Signore e signori, parlerò ora dell'aspetto filosofico del Buddhismo che comprende il terzo stadio del Nobile Ottuplice Sentiero, vale a dire paññá, saggezza, che comprende il giusto pensiero e la giusta comprensione. La giusta comprensione della verità è lo scopo e l'obiettivo del Buddhismo. Il giusto pensiero è lo studio analitico della mente e della materia, sia dentro che fuori, per arrivare al raggiungimento della verità. Avete sentito nominare náma e rúpa (mente e materia) molte volte, e ora vi spiego cosa sono. Náma, la mente, è così chiamata per la tendenza che ha di inclinarsi verso gli oggetti dei sensi. Rúpa, la materia, è così chiamata a causa dell'impermanenza dovuta al cambiamento continuo. Le parole che più si avvicinano come significato sono 'mente' e 'materia'. Dico che 'si avvicinano' perché non ne sono la traduzione esatta.

Náma in effetti comprende: coscienza (viññána), sensazione (vedano), percezione (saññá), reazioni o energie della volizione (saòkhára). Questi fattori, insieme a rúpa, lo stato materiale, formano ciò che noi chiamiamo pañcakhandha, o cinque aggregati. È in questi cinque aggregati che il Buddha riassunse tutti i fenomeni dell'esistenza sia fisici che mentali (che in realtà non sono che un flusso di mente e materia coesistenti, ma che per l'uomo normale formano la sua personalità, il suo Io).

Con il giusto pensiero il discepolo che nel frattempo ha sviluppato le potenti lenti della concentrazione, punta la sua attenzione su se stesso e con la meditazione introspettiva fa uno studio

analitico della natura, prima della materia, poi della mente e delle caratteristiche mentali. Egli sente (e a volte anche vede) i kalápa nel loro vero stato. Egli comincia cosi a realizzare che náma e rúpa, la mente e la materia, sono in un cambiamento continuo, impermanenti ed effimeri. E man mano che cresce la sua capacità di concentrazione, egli vedrà in modo sempre più vivido la natura delle forze che sono in lui. Non potrà più sottrarsi all'impressione che i cinque aggregati non sono altro che sofferenza al-l'interno della legge di causa ed effetto. Alla fine raggiungerà la convinzione che tutto è sofferenza, sia all'interno che all'esterno, e che non esiste alcun Io.
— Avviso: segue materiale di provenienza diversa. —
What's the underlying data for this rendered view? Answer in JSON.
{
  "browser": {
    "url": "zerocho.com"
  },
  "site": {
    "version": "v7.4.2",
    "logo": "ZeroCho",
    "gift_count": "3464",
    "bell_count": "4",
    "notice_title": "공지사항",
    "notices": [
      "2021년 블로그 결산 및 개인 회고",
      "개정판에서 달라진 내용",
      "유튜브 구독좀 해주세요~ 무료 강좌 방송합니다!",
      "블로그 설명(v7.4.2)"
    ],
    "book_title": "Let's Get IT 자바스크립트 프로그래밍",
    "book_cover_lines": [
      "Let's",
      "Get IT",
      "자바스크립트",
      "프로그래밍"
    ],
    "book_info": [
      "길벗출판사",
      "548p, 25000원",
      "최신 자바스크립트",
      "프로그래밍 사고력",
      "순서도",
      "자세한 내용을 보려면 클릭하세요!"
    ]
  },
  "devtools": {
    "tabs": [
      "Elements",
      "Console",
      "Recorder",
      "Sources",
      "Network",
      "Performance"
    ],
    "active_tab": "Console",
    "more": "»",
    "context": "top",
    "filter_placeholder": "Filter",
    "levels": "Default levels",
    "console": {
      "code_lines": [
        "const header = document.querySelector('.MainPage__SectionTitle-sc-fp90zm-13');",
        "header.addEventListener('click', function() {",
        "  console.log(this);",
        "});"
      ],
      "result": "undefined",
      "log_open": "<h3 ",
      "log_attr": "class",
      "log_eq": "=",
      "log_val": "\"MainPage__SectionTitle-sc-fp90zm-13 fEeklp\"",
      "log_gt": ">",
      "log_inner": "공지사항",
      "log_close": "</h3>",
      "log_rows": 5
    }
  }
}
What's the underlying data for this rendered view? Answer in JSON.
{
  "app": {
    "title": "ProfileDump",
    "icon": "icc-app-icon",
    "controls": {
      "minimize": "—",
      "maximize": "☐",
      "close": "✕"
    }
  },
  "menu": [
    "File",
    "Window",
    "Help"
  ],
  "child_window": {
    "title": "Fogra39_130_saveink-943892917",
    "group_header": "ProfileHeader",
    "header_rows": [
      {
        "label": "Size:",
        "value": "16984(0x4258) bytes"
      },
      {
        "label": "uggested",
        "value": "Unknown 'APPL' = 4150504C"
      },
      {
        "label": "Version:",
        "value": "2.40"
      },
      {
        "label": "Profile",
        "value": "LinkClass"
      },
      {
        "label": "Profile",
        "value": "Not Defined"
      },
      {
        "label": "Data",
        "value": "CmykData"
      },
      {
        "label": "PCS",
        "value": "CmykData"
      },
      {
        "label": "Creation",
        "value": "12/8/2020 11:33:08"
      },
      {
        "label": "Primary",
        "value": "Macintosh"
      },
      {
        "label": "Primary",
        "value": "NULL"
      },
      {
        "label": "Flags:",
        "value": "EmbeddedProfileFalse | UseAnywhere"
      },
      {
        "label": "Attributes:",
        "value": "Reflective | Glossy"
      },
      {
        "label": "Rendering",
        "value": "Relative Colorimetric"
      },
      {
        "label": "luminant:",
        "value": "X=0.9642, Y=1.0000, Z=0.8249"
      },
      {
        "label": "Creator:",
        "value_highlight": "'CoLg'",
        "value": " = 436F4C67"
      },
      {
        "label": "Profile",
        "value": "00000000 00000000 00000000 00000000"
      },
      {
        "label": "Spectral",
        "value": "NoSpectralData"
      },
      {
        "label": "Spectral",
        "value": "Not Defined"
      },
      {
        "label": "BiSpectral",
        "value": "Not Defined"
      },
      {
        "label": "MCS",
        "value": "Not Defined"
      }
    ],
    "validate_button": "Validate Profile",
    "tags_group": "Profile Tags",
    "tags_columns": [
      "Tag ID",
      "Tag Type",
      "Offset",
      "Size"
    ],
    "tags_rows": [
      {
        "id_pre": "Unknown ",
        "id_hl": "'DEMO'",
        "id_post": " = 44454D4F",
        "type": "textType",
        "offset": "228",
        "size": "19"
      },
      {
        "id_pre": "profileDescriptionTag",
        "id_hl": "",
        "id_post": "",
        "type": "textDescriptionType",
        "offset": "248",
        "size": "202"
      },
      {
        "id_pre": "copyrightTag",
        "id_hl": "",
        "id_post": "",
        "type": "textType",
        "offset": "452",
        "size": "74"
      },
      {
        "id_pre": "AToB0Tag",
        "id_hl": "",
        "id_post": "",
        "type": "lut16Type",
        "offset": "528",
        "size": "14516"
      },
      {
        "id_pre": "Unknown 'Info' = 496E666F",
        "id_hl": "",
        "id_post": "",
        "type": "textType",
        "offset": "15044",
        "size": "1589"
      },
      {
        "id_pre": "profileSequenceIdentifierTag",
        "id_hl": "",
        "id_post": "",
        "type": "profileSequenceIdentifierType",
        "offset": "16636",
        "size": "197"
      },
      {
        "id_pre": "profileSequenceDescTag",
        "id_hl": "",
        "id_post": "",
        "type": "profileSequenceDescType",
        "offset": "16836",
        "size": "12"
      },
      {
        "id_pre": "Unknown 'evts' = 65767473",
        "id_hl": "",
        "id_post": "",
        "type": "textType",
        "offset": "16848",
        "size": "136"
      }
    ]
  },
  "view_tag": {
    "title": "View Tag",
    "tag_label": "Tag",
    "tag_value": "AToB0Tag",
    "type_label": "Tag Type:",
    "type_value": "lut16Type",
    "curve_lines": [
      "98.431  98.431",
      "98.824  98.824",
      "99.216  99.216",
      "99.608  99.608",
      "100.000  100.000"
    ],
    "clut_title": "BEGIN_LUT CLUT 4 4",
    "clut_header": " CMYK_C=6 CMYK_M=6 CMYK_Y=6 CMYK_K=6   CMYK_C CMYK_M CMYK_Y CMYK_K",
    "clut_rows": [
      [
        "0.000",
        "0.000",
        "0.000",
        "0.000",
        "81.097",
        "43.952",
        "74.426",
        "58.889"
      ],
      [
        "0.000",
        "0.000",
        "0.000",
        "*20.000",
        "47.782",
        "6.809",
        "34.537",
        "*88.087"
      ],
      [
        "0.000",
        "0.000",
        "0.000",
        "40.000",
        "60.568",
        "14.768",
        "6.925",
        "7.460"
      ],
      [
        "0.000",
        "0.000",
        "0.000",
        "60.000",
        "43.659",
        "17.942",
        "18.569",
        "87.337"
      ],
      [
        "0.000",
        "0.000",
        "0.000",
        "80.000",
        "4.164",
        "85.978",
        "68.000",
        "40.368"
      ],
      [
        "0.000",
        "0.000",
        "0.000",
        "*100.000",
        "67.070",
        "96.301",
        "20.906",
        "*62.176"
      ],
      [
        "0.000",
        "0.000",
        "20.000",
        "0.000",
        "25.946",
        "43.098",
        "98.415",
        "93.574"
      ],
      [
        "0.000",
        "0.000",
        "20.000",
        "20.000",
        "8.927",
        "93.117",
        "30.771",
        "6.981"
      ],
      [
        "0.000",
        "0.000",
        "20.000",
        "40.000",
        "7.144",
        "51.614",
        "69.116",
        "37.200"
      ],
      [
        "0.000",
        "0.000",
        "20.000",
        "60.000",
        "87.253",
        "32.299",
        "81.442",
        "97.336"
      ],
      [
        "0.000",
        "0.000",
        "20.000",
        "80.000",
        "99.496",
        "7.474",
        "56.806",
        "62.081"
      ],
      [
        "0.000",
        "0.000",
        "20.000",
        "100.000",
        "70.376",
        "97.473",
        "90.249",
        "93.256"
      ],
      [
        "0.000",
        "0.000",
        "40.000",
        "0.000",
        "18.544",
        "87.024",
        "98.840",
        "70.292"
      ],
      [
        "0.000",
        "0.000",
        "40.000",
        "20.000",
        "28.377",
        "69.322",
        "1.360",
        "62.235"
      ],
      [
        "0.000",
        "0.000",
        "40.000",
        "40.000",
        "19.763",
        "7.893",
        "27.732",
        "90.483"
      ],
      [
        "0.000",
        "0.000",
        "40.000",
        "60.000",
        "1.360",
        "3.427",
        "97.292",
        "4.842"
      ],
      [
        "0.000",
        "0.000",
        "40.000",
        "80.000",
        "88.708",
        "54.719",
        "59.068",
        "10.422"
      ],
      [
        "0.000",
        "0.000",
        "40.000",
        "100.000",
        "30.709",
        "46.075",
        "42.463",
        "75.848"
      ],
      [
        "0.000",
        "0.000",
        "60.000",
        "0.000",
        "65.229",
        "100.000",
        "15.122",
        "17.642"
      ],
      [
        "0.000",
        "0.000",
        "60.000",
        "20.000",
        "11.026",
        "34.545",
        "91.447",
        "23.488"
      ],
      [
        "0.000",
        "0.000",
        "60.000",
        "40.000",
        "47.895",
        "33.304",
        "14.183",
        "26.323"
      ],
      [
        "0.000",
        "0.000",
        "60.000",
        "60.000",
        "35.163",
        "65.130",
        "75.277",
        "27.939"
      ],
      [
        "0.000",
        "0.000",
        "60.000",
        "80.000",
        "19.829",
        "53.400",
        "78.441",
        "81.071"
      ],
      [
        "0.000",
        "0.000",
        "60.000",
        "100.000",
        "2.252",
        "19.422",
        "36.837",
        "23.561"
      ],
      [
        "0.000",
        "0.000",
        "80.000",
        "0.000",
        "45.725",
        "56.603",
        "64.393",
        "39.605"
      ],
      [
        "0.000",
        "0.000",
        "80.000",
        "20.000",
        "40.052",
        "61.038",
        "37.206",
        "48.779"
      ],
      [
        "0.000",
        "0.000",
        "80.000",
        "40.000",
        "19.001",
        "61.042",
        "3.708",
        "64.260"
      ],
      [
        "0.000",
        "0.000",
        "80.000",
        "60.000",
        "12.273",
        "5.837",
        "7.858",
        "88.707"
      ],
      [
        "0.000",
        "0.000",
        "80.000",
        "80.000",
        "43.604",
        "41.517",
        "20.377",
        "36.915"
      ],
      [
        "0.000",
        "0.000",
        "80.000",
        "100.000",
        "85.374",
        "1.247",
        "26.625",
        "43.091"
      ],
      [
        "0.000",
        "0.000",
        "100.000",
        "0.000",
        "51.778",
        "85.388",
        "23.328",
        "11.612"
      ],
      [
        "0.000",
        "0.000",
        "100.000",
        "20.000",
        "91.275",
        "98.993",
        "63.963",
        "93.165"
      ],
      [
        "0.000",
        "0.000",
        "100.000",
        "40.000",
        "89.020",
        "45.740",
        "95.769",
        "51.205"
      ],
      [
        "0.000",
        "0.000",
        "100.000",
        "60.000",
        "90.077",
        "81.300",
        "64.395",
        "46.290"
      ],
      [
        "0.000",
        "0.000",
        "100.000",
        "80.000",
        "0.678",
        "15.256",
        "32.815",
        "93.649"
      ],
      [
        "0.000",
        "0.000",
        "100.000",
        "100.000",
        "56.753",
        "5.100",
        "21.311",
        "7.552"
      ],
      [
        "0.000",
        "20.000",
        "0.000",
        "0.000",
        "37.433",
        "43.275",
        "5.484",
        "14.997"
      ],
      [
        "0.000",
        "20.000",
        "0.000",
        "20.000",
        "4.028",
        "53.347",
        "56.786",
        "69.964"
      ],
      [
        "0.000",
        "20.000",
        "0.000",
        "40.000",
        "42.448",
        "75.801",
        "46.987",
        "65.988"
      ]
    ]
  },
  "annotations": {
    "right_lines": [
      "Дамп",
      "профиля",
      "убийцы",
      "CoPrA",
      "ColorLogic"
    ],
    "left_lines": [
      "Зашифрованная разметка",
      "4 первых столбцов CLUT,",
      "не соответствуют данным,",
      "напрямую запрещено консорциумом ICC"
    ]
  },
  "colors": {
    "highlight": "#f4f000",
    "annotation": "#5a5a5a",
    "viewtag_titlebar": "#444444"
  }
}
Comincia allora a desiderare uno stato al di là della sofferenza. Essendo finalmente uscito dalla sofferenza, egli passerà dallo stato mondano a uno sovramondano ed entrerà nella corrente di sotápañña, il primo dei quattro stadi degli ariya (persone nobili). Sarà allora libero dall'errato concetto dell'esistenza di un Io, dai dubbi sul cammino della liberazione e dall'attaccamento a riti e cerimonie. Il secondo stadio è quello di sakadágámì, in cui la bramosia dei sensi e la malevolenza saranno molto attenuati. Quando si arriva al terzo stadio di anágámi ogni tipo di passione o ira sarà cessato. Lo stato di arahant, di persona completamente liberata, è lo scopo finale. Ogni nobile persona può sperimentare cosa sia il nibbána, nella sua vita, ogni volta che lo voglia, entrando nello stadio fruitivo di sotápañña, e negli altri stadi, che gli daranno la pace nibbanica interiore. Questa pace interiore identificata col nibbána non ha confronti perché è al di là del mondo sensoriale.

Signore e signori, ancora un'ultima parola: ho parlato solo degli aspetti fondamentali del Buddhismo, ma con il poco tempo che avevo a disposizione spero di aver fatto del mio meglio. Se vorrete raggiungere quello stadio di purezza mentale con una luce di fronte a voi, o arrivare a piacimento a uno stadio di assorbimento mentale, stadi che sono all'interno dei confini della vostra religione, o arrivare a fare esperienza della pace interiore del nibbána, sarò lieto di offrirvi qualsiasi aiuto desiderate. Esprimo nuovamente la mia gratitudine per il vostro paziente ascolto.